The present invention relates to a method of selecting an isolated polynucleotide that affects the level of expression of a caffeoyl-CoA O-methyltransferase polypeptide in a plant cell, the method comprising the steps of:
constructing an isolated polynucleotide of the present invention or an isolated chimeric gene of the present invention;
introducing the isolated polynucleotide or the isolated chimeric gene into a plant cell;
measuring the level of a caffeoyl-CoA O-methyltransferase polypeptide in the plant cell containing the isolated polynucleotide; and
comparing the level of a caffeoyl-CoA O-methyltransferase polypeptide in the plant cell containing the isolated polynucleotide with the level of a caffeoyl-CoA O-methyltransferase polypeptide in a plant cell that does not contain the isolated polynucleotide.
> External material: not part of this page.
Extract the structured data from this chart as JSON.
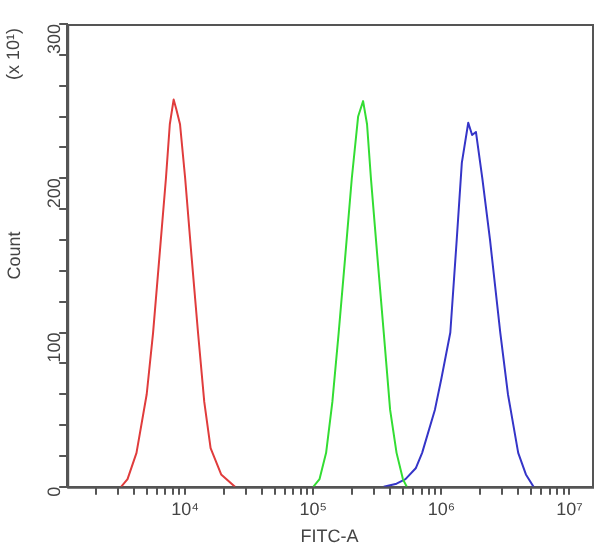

The present invention relates to a method of obtaining a nucleic acid fragment encoding a substantial portion of a caffeoyl-CoA O-methyltransferase polypeptide gene, preferably a plant caffeoyl-CoA O-methyltransferase polypeptide gene, comprising the steps of: synthesizing an oligonucleotide primer comprising a nucleotide sequence of at least one of 40 (preferably at least one of 30) contiguous nucleotides derived from a nucleotide sequence selected from the group consisting of SEQ ID NOs:1, 5, 7, 9, 13, 15, 19, 23, 25, 27, 29, 31, 33, 35, 39, 41, 43, 45, and 47 and the complement of such nucleotide sequences; and amplifying a nucleic acid fragment (preferably a cDNA inserted in a cloning vector) using the oligonucleotide primer. The amplified nucleic acid fragment preferably will encode all or a portion of a caffeoyl-CoA O-methyltransferase amino acid sequence.
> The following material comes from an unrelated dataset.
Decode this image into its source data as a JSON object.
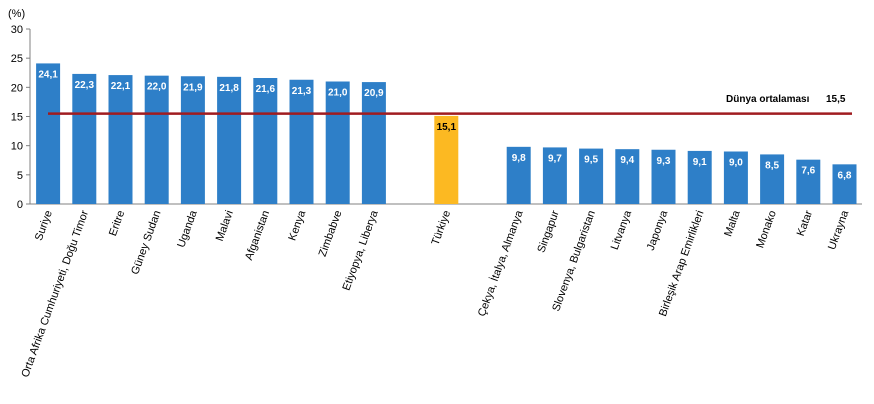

The present invention also relates to a method of obtaining a nucleic acid fragment encoding all or a substantial portion of the amino acid sequence encoding a caffeoyl-CoA O-methyltransferase polypeptide comprising the steps of: probing a cDNA or genomic library with an isolated polynucleotide of the present invention; identifying a DNA clone that hybridizes with an isolated polynucleotide of the present invention; isolating the identified DNA clone; and sequencing the cDNA or genomic fragment that comprises the isolated DNA clone.